Most studies show the SARS-CoV-2 virus enters intestinal cells, or enterocytes, and respiratory cells using the Angiotensin-Converting Enzyme 2 (ACE-2) protein as a receptor. The ACE-2 receptor is embedded in cellular membranes. It helps regulate blood pressure by controlling levels of the protein angiotensin, which encourages blood vessels to constrict and raise blood pressure. The virus enters intestinal cells after its characteristic spike proteins bind to ACE-2. Once inside the cell, the virus uses the cells’ own machinery to produce copies of viral proteins and ribonucleic acid (RNA). When SARS-CoV-2 particles leave an infected cell, it triggers the release of cytokines, small proteins that play a role in inflammation. This process may cause GI symptoms.
GI symptoms can also occur as viruses destroy or damage GI tissues, especially pain, nausea, and diarrhoea. Some research shows that COVID-19 may also change the gut microbiota, the community of microbes that normally inhabit the intestines or stomach. Once in the GI tract, the virus can also travel through the portal vein, the vein that drains blood from the digestive tract. This can allow viruses to impact the vagus nerve, causing a nauseous sensation.

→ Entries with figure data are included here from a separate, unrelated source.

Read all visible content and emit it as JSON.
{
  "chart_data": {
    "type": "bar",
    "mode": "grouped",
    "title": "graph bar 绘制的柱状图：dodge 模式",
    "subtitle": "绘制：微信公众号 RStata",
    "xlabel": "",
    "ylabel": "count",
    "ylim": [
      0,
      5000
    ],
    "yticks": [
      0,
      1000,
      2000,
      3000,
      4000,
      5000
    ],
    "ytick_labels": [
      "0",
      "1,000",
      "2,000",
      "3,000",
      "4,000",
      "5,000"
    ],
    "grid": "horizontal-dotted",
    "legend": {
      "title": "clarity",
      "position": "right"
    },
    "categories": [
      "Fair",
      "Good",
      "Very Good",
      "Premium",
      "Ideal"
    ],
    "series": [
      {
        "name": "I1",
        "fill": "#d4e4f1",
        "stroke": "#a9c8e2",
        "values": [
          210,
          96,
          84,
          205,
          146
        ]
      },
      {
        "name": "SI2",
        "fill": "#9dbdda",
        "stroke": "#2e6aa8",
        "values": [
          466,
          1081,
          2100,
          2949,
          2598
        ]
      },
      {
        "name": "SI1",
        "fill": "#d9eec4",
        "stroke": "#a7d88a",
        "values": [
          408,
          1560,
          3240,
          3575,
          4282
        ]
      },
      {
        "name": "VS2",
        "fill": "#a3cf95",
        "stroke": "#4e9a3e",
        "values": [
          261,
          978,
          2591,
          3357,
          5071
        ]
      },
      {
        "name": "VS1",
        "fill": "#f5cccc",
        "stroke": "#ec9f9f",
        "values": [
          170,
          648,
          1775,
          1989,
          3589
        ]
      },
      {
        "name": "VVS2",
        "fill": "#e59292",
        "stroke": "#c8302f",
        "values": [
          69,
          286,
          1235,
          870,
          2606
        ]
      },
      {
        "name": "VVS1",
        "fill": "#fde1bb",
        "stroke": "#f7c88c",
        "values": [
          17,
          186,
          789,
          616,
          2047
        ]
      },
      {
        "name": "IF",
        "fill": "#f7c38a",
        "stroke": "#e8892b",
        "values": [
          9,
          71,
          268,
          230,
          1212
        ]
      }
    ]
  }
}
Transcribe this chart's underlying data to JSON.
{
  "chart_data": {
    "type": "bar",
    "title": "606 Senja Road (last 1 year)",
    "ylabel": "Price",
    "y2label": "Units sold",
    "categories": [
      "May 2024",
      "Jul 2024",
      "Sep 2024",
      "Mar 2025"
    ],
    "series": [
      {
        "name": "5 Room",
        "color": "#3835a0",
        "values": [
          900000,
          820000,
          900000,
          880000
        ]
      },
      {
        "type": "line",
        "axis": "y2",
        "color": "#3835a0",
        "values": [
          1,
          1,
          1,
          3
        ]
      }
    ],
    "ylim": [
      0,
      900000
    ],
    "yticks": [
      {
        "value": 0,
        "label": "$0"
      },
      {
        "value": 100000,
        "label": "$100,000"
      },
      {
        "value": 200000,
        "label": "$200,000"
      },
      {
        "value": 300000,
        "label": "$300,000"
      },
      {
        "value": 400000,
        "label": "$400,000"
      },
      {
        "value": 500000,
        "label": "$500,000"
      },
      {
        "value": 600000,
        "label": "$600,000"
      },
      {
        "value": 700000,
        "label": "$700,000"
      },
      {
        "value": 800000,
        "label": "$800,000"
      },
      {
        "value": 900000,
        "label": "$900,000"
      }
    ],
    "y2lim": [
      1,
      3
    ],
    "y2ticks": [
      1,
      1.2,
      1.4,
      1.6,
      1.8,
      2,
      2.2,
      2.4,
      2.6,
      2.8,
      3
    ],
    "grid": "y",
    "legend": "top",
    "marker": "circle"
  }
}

Avoid taking nutraceuticals and immune booster medicines
Be careful about your diet, keep it simple
Avoid fast food and overeating
Be active and exercise regularly
DIETARY FACTORS TO BE CONSIDERED:
Include prebiotics and probiotics in your daily meals. Probiotics are good bacteria that improve gut health by promoting immunity and enhancing nutrient absorption. Curd or yoghurt is the best known probiotic. Prebiotics are the complex carbohydrates which are not digested by our body and it promotes the growth of good bacteria inside the gut. This again promotes the digestion of the food that we eat. Prebiotics are present in fruits, vegetables and whole grains like oats, jowar etc. Eating an adequate amount of pre and probiotics keeps acidity at bay and improves digestion.
Drinking at least 2-3 litres of water a day helps in the absorption of nutrients and is important to improve gut health. A diet rich in Omega 3 Fatty acids can also boost your immunity but also has an anti-inflammatory property that aids in post COVID recovery. Flax seeds, Almonds, Walnuts, Chia seeds, seafood are good sources of Omega-3 Fatty Acids. Nuts and seafood are also packed sources of Zinc and Selenium that are very effective for post COVID recovery. Protein is the major component in a COVID recovery diet, aiding speedy recovery. Milk, milk products, dal, pulses, legumes, soy, chicken, fish and eggs are some food to include in your post covid recovery diet.
Irrespective of the presence of comorbidities like diabetes and hypertension, we must be extra cautious about the use of salt and sugar in our daily meals. Many types of research suggest that excessive use of salt and sugar impairs our immune response, increasing the risk of infections.